Ainsi, quelles que soient les qualités des Chtis dannyboonesques, je me sens plus attiré par les films qui se déroulent DANS le Nord, sans forcément en faire leur sujet central. La région et ses habitants comme coloration et valeur ajoutée, plus que comme communauté figée dans un musée régional. J'ai ainsi vu quelques films plutôt convaincants se déroulant dans le Nord, ou en Belgique wallonne, que j'inclus à mon énumération pour certaines caractéristiques proches : proximité géographique, poids du passé industriel... "La raison du plus faible" de Lucas Belvaux se déroule ainsi à Liège, mais l'évocation des ouvriers licenciés d'une aciérie ne me paraît pas très éloignée des questions industriels du Nord de la France. Le film affronte peut-être un peu frontalement son sujet de détresse sociale, mais les personnages s'affichent à l'écran avec une finesse rare, des interactions fortes. Aucune scène n'est uniquement centrée sur l'addiction d'un des personnages à la bière Jupiler...

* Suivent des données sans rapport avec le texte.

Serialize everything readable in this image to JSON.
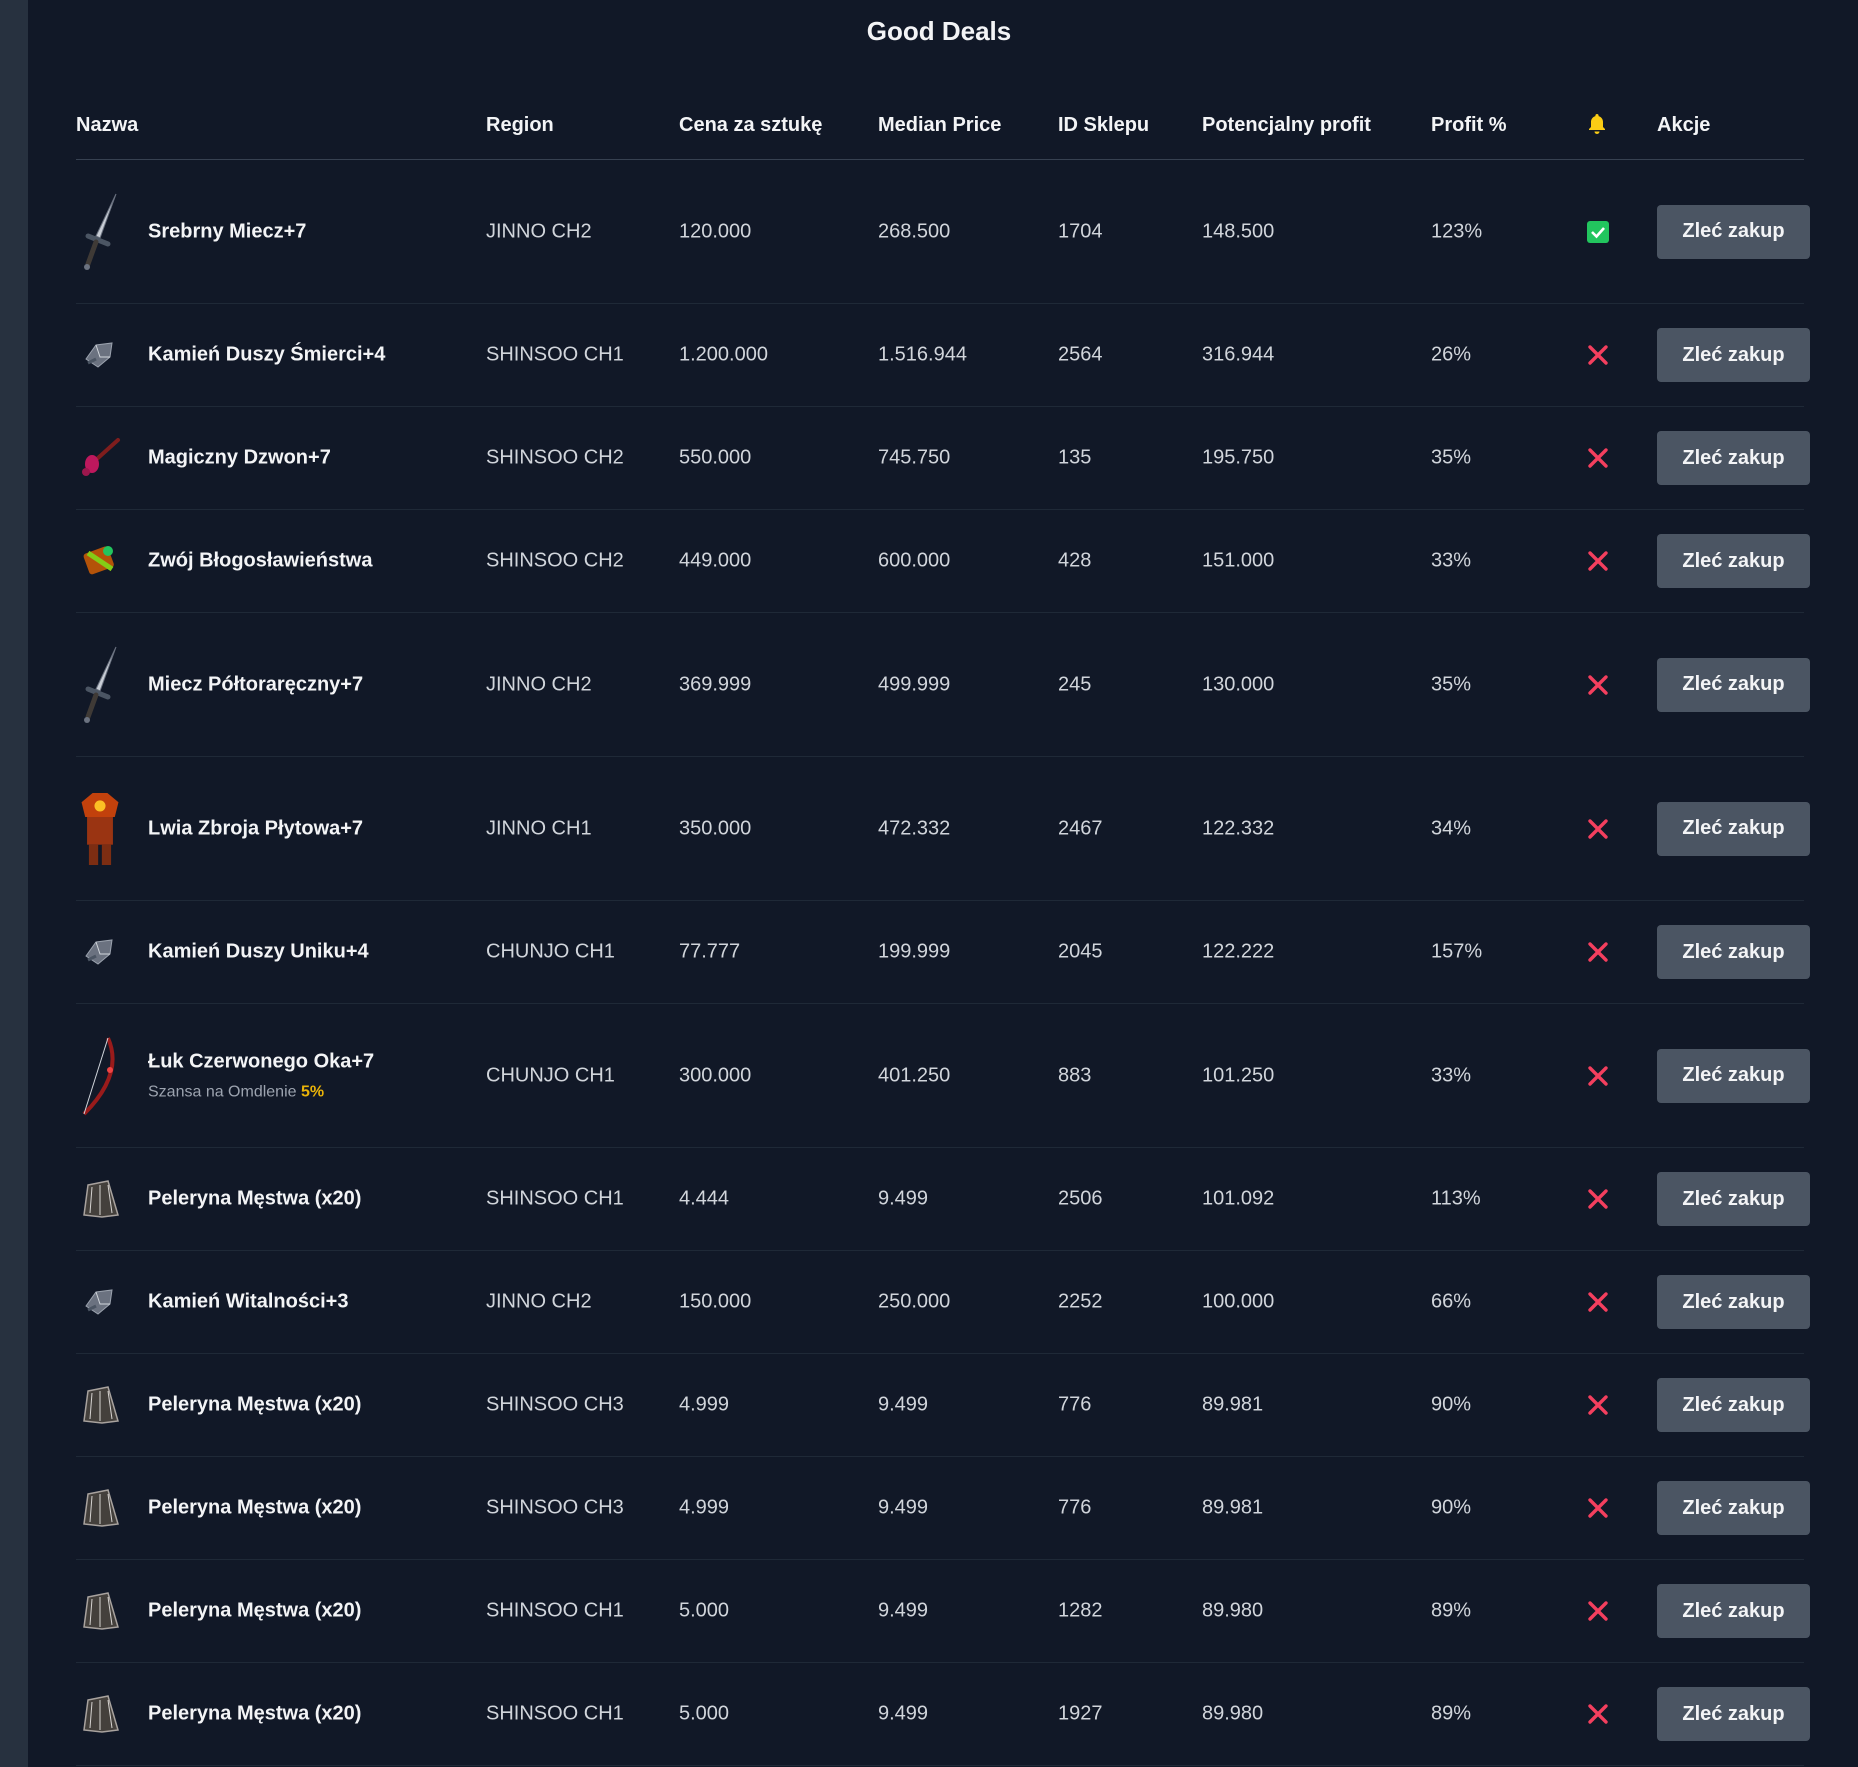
{
  "title": "Good Deals",
  "columns": {
    "name": "Nazwa",
    "region": "Region",
    "price": "Cena za sztukę",
    "median": "Median Price",
    "shop": "ID Sklepu",
    "profit": "Potencjalny profit",
    "pct": "Profit %",
    "alert": "bell-icon",
    "actions": "Akcje"
  },
  "colors": {
    "background": "#111827",
    "button": "#4b5563",
    "check": "#22c55e",
    "cross": "#f43f5e",
    "bell": "#facc15",
    "highlight": "#eab308"
  },
  "rows": [
    {
      "name": "Srebrny Miecz+7",
      "icon": "sword-icon",
      "region": "JINNO CH2",
      "price": "120.000",
      "median": "268.500",
      "shop": "1704",
      "profit": "148.500",
      "pct": "123%",
      "status": "check",
      "action": "Zleć zakup"
    },
    {
      "name": "Kamień Duszy Śmierci+4",
      "icon": "stone-icon",
      "region": "SHINSOO CH1",
      "price": "1.200.000",
      "median": "1.516.944",
      "shop": "2564",
      "profit": "316.944",
      "pct": "26%",
      "status": "cross",
      "action": "Zleć zakup"
    },
    {
      "name": "Magiczny Dzwon+7",
      "icon": "bell-weapon-icon",
      "region": "SHINSOO CH2",
      "price": "550.000",
      "median": "745.750",
      "shop": "135",
      "profit": "195.750",
      "pct": "35%",
      "status": "cross",
      "action": "Zleć zakup"
    },
    {
      "name": "Zwój Błogosławieństwa",
      "icon": "scroll-icon",
      "region": "SHINSOO CH2",
      "price": "449.000",
      "median": "600.000",
      "shop": "428",
      "profit": "151.000",
      "pct": "33%",
      "status": "cross",
      "action": "Zleć zakup"
    },
    {
      "name": "Miecz Półtoraręczny+7",
      "icon": "sword-icon",
      "region": "JINNO CH2",
      "price": "369.999",
      "median": "499.999",
      "shop": "245",
      "profit": "130.000",
      "pct": "35%",
      "status": "cross",
      "action": "Zleć zakup"
    },
    {
      "name": "Lwia Zbroja Płytowa+7",
      "icon": "armor-icon",
      "region": "JINNO CH1",
      "price": "350.000",
      "median": "472.332",
      "shop": "2467",
      "profit": "122.332",
      "pct": "34%",
      "status": "cross",
      "action": "Zleć zakup"
    },
    {
      "name": "Kamień Duszy Uniku+4",
      "icon": "stone-icon",
      "region": "CHUNJO CH1",
      "price": "77.777",
      "median": "199.999",
      "shop": "2045",
      "profit": "122.222",
      "pct": "157%",
      "status": "cross",
      "action": "Zleć zakup"
    },
    {
      "name": "Łuk Czerwonego Oka+7",
      "icon": "bow-icon",
      "sub_label": "Szansa na Omdlenie",
      "sub_value": "5%",
      "region": "CHUNJO CH1",
      "price": "300.000",
      "median": "401.250",
      "shop": "883",
      "profit": "101.250",
      "pct": "33%",
      "status": "cross",
      "action": "Zleć zakup"
    },
    {
      "name": "Peleryna Męstwa (x20)",
      "icon": "cape-icon",
      "region": "SHINSOO CH1",
      "price": "4.444",
      "median": "9.499",
      "shop": "2506",
      "profit": "101.092",
      "pct": "113%",
      "status": "cross",
      "action": "Zleć zakup"
    },
    {
      "name": "Kamień Witalności+3",
      "icon": "stone-icon",
      "region": "JINNO CH2",
      "price": "150.000",
      "median": "250.000",
      "shop": "2252",
      "profit": "100.000",
      "pct": "66%",
      "status": "cross",
      "action": "Zleć zakup"
    },
    {
      "name": "Peleryna Męstwa (x20)",
      "icon": "cape-icon",
      "region": "SHINSOO CH3",
      "price": "4.999",
      "median": "9.499",
      "shop": "776",
      "profit": "89.981",
      "pct": "90%",
      "status": "cross",
      "action": "Zleć zakup"
    },
    {
      "name": "Peleryna Męstwa (x20)",
      "icon": "cape-icon",
      "region": "SHINSOO CH3",
      "price": "4.999",
      "median": "9.499",
      "shop": "776",
      "profit": "89.981",
      "pct": "90%",
      "status": "cross",
      "action": "Zleć zakup"
    },
    {
      "name": "Peleryna Męstwa (x20)",
      "icon": "cape-icon",
      "region": "SHINSOO CH1",
      "price": "5.000",
      "median": "9.499",
      "shop": "1282",
      "profit": "89.980",
      "pct": "89%",
      "status": "cross",
      "action": "Zleć zakup"
    },
    {
      "name": "Peleryna Męstwa (x20)",
      "icon": "cape-icon",
      "region": "SHINSOO CH1",
      "price": "5.000",
      "median": "9.499",
      "shop": "1927",
      "profit": "89.980",
      "pct": "89%",
      "status": "cross",
      "action": "Zleć zakup"
    }
  ]
}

Les films des frères Dardennes me semblent plus convaincants encore pour transmettre l'ambiance de ces régions du Nord et de la Belgique. Le contexte de l'action n'est jamais surligné, le film se déroule simplement là, sans nécessité de braquer la caméra sur les spécificités caricaturales. Elles se diffusent doucement dans les architectures, les accents authentiques des comédiens. Au cinéma, il n'est pas nécessaire d'insister, une image suffit généralement, comme dans "La vie rêvée des Anges" d'Erick Zonca, un doux travelling final sur des femmes dans un atelier. Ce film est d'ailleurs un exemple assez extrême, puisque, au début de l'écriture du scénario, ces deux femmes paumées ne devait pas évoluer à Lille : la place de la ville est des plus effacées dans le récit. Cependant, les quelques images liées au monde industriel, les vues des modernes rues piétonnes associent le film à ce contexte lillois.

Mais mon film préféré se déroulant dans le Nord est sans hésitation "Quand la mer monte" de Gilles Porte et Yollande Moreau. La splendide histoire d'une comédienne de one-man show et d'un porteur de géants de carnaval. L'évolution de l'affection entre ces deux personnages est magnifiquement rendu, un des points centraux du film, au même niveau que la tournée solitaire de cette comédienne. Mais le décor du Nord se glisse dans tous les plans, dans le superbe accent flamand du comédien Wim Willaert, sans se trouver jamais surligné d'un lourd "VOICI LE NORD", malgré la présence de scènes typiques de carnaval. Cette histoire glisse dans le Nord, tout en douceur, sans donner l'impression d'une collection systématique de clichés, juste des instants de vie remplis de naturels. Et ce naturel se trouve assurément dans l'approche du réalisateur pour tourner une fête de carnaval dans un bar : remplir le bar de fêtards, les laisser boire et s'amuser pendant une heure ou deux, puis introduire délicatement la caméra dans la salle, comme à l'improviste, pour capter l'atmosphère festive avec justesse. Un choix de mise en scène pour effacer au maximum l'impression de mise en scène, et tout tournoie à l'écran à l'unisson des chants et des danses, au milieu desquels l'accent du Nord paraît tellement léger.